Condoriri Trekking
Privattour, 4 Tage
Über den Bergweiler Tuni geht es vorbei an malerischen See Augen an die Basis der eisgepanzerten Condoriri-Gruppe, einer der schönsten und gewaltigsten Bergregionen Boliviens.
1. Tag: Früh starten Sie mit dem Taxi von La Paz aus, zuerst über die Hauptstraße nach Copacabana, dann biegen Sie rechts in ein Seitental ab, an dessen Ende sich das malerische Dörfchen Tuni befindet, direkt nebenan der Tuni-Stausee, welcher als Wasserspeicher für die Hauptstadt dient. Von hier aus starten Sie mit Tragtieren durch ein bildschönes Tal zum Hochlager. Der Trek dauert etwa 3 Stunden und ist größtenteils flach. Am See schlagen Sie dann Ihr Lager auf, aufregend nah unter den zahlreichen Fels- und Eisriesen der Condoriri-Gruppe.
2. Tag: Den höchsten Gipfeln des Condoriri vorgelagert, bietet der Cerro Austria aus der Ferne betrachtet einen imposanten Anblick. Wer seine immerhin 5.300 m hohe ebenmäßige Felspyramide vom Tunisee aus zum ersten Mal zu Gesicht bekommt, kann kaum glauben, dass diese so abweisend wirkende Felsgestalt problemlos auf einfachen Wegen zu besteigen ist. Zudem erhebt sich der Berg direkt über dem Basislager am Fuße der Condiriri-Gruppe, von wo aus etliche Berge dieser Region angegangen werden können. Daher wird er oft als Eingehtour für die schwierigeren Ziele wie den Pequenio Alpamayo oder den Condoriri selbst benutzt.
Da Ihr Ausgangspunkt schon recht hoch gelegen ist, bleiben nur noch etwa 700 Höhenmeter und ungefähr 3 Stunden Aufstieg übrig. Es geht auf recht gutem Pfad über weite Geröllflächen und grünes Weideland in einen kleinen Sattel hinein. Hier wird der Blick plötzlich frei auf die gewaltigen Eisflächen unter dem Condoriri und die Respekt einflößende Eiswand des Ala Izquierda. Sie steigen nun den breiten Grat weiter hinauf, einfach über steilen Schutt, immer noch mit Pfadspuren.
Oben bestechen nicht nur die Fernblicke auf die zahlreichen See Augen, fast die gesamte Cordillera Real lässt sich von hier aus überschauen, an klaren Tagen rückt selbst der nicht allzu weit entfernte Titicacasee ins Blickfeld. Sie steigen am Anstiegsweg auch wieder ab und übernachten noch mal am See.
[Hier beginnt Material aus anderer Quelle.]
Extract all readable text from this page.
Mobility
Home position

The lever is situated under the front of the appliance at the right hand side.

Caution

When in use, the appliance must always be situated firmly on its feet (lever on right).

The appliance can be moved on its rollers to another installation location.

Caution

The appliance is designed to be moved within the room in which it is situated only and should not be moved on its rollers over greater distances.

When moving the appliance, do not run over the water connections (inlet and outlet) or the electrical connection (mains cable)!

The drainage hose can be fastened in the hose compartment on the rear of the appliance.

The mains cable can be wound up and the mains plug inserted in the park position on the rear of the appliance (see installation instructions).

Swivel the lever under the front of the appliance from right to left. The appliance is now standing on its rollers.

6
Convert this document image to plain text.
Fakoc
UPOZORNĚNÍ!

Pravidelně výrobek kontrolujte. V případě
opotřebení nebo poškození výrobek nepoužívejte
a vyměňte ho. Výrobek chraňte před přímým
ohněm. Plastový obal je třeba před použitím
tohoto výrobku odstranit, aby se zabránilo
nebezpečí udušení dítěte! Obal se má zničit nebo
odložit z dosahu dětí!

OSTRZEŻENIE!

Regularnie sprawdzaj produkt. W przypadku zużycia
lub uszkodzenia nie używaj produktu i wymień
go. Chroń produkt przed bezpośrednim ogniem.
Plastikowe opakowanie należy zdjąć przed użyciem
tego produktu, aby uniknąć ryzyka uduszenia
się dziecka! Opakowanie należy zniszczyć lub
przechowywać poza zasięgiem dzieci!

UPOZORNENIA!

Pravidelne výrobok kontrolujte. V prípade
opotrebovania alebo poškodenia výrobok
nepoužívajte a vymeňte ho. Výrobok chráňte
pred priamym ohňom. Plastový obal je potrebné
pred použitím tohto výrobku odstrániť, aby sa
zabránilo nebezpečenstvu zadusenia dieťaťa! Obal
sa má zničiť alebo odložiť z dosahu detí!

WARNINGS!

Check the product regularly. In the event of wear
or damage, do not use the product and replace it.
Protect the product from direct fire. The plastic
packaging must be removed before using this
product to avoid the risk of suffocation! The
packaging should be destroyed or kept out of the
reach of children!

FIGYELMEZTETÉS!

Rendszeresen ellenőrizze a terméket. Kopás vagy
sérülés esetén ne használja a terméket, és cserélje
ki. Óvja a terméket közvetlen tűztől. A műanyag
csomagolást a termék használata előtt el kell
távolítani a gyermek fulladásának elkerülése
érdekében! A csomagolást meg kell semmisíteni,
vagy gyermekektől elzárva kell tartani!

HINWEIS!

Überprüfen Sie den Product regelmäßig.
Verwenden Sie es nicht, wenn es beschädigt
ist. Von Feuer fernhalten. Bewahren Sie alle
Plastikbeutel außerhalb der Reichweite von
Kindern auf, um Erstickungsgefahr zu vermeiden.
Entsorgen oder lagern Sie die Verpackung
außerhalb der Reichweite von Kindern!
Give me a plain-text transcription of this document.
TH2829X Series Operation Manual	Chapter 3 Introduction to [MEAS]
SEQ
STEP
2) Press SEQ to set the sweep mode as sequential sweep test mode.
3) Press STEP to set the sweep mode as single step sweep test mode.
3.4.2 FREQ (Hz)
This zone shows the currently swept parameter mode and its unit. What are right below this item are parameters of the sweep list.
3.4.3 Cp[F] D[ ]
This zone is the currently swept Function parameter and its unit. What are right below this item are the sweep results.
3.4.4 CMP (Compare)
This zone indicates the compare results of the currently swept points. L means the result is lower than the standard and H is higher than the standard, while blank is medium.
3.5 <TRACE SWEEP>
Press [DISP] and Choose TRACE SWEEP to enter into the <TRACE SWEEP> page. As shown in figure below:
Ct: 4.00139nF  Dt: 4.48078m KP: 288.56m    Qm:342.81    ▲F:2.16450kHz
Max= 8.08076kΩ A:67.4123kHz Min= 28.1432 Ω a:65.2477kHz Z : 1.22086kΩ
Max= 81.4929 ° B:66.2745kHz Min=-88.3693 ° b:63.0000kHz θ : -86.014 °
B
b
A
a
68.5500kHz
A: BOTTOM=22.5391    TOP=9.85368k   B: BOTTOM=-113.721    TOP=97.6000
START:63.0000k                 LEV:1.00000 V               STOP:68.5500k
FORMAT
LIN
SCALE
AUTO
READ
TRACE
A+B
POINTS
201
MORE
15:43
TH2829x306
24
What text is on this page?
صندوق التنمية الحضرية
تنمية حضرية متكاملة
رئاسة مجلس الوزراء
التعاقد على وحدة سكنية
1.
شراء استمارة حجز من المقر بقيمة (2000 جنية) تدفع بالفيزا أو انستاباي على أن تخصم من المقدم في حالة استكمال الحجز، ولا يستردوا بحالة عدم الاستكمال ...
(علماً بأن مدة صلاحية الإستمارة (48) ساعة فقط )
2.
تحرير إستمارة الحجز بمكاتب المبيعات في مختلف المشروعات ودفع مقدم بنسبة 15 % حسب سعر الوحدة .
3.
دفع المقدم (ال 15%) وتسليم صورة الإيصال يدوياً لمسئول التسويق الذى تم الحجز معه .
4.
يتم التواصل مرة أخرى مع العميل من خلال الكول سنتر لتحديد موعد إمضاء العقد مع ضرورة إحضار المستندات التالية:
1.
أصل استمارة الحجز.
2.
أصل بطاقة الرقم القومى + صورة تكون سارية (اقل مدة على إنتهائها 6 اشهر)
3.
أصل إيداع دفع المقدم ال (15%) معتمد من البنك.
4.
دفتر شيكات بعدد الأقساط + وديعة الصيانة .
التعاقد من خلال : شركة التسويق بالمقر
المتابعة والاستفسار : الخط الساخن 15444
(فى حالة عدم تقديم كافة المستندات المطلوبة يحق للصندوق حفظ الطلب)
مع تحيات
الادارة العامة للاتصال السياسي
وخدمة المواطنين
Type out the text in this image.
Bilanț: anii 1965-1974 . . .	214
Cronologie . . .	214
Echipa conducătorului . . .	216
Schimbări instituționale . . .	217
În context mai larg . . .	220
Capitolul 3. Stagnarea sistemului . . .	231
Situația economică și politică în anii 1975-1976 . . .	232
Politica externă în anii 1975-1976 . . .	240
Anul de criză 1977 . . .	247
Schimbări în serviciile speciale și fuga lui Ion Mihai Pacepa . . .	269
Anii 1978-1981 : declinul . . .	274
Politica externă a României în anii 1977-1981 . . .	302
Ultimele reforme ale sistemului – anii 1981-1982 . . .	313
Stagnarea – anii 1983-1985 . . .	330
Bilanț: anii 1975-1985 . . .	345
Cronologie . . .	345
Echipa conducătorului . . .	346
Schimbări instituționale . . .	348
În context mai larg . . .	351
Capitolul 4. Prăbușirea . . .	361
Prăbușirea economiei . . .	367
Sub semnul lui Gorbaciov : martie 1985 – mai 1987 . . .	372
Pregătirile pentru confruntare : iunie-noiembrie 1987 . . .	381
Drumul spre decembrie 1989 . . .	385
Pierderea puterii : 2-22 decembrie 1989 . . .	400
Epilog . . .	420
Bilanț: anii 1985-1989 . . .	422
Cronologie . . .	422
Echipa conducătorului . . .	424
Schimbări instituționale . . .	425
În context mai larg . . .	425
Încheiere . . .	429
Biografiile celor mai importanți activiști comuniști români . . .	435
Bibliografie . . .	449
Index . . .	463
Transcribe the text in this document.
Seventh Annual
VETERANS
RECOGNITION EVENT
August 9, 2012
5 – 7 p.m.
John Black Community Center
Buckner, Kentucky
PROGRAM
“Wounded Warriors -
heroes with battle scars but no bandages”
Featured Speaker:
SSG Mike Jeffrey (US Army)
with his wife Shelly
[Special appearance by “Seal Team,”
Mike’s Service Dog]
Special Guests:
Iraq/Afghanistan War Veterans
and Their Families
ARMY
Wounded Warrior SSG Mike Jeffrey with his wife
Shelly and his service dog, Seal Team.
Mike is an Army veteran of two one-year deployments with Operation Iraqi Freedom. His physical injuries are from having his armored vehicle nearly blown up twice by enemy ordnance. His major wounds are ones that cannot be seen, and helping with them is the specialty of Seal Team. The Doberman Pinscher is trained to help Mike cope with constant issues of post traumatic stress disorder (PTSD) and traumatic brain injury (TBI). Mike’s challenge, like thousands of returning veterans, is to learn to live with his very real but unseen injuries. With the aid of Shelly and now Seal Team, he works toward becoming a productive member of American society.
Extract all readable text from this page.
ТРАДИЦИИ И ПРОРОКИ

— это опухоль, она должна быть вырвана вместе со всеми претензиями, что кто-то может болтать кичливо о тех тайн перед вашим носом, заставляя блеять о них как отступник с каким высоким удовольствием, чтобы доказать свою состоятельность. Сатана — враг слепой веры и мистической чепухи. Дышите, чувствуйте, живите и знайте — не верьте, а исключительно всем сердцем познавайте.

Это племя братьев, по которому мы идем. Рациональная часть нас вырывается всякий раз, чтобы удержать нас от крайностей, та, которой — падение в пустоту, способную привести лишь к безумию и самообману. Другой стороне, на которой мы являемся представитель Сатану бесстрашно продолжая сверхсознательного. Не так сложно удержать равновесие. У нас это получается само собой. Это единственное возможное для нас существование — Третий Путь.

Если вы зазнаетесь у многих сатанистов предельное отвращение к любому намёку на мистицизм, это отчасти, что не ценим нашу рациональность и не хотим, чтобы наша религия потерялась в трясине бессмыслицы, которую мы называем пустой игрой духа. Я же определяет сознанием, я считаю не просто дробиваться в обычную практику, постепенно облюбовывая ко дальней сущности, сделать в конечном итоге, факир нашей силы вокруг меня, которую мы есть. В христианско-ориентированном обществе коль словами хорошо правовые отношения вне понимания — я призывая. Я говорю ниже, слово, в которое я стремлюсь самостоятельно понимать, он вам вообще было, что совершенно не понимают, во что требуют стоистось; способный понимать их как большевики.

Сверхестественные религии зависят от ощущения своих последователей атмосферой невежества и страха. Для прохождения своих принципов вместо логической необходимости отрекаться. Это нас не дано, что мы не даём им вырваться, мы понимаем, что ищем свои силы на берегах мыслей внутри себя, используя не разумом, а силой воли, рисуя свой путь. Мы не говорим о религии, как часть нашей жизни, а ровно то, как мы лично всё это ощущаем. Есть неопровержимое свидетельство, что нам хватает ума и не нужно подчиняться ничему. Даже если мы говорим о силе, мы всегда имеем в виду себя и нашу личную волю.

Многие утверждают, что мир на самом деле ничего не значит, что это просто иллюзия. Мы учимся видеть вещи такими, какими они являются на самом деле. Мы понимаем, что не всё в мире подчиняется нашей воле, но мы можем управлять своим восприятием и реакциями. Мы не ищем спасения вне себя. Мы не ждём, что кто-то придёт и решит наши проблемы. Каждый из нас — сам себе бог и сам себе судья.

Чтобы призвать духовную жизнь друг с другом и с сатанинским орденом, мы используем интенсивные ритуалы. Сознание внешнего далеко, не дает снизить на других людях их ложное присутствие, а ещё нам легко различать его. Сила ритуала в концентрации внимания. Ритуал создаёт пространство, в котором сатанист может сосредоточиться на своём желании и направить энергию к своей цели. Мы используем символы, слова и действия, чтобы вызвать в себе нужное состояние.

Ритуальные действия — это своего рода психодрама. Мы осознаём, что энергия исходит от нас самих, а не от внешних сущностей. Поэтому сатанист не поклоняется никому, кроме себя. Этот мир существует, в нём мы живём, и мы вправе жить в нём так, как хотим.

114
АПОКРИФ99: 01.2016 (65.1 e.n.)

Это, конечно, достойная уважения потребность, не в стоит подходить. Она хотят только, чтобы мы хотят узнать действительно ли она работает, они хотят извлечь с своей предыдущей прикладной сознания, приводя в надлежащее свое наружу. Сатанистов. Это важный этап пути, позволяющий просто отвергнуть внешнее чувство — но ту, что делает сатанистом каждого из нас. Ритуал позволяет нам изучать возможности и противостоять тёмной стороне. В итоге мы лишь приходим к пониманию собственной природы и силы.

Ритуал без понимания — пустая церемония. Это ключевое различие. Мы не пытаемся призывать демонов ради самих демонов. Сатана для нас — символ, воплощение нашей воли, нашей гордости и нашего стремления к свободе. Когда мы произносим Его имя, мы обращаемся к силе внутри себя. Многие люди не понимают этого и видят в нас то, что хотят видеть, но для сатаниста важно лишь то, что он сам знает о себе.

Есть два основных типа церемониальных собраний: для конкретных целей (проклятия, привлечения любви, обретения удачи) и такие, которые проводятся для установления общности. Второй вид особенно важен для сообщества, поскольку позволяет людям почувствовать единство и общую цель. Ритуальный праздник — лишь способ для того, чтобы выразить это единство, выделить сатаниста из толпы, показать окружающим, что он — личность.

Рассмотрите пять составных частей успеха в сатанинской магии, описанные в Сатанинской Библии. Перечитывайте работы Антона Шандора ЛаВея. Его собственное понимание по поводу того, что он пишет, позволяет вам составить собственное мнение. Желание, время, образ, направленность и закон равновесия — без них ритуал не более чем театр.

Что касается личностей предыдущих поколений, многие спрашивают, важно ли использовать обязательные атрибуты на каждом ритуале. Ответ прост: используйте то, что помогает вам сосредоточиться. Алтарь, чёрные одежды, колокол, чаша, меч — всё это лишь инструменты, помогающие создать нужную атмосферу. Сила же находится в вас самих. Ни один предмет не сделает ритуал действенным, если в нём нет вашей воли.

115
3. Tag: Heute müssen Sie zuerst einmal einen über 5.000 M hohen Pass überwinden, eventuell bleibt Zeit von dort aus den 5.250 M hohen Mirador 'mitzunehmen'. Da Sie jedoch schon auf 4.600 M übernachtet haben, ist dieser Aufstieg recht gut zu schaffen. Weiter geht es durch herrlich grüne Bergwiesen, unter den wilden Fels- und Eisgipfeln der Condoriri-Gruppe hindurch, bis zu Ihrem heutigen Lagerplatz Maria Lloco. Dieser befindet sich direkt unter dem gleichnamigen Berg, welcher vor allem durch eine kleine, aber sehr steile Eiswand besticht.
4. Tag: Die heutige Tagesetappe steht ganz im Zeichen eines Berges, eines ganz besonderen allerdings. Der Huayna Potosí mit seiner perfekten Gipfelpyramide aus glänzendem Firn, gehört nicht umsonst zu den begehrtesten Bergsteigerzielen des Landes. Von allen Seiten sticht er deutlich aus der Masse der Andenberge heraus, ein Blickfang während der gesamten Wanderung. Einfach zu besteigen ist er allerdings nicht.
Ihr Weg führt heute allerdings nur um den Berg herum, immerhin bis zum Ausgangspunkt der Besteigung am Zongopass. Dort erwartet Sie dann Ihr Taxi und etwa 3 Stunden später genießen Sie, zurück in La Paz, die Annehmlichkeiten der Zivilisation.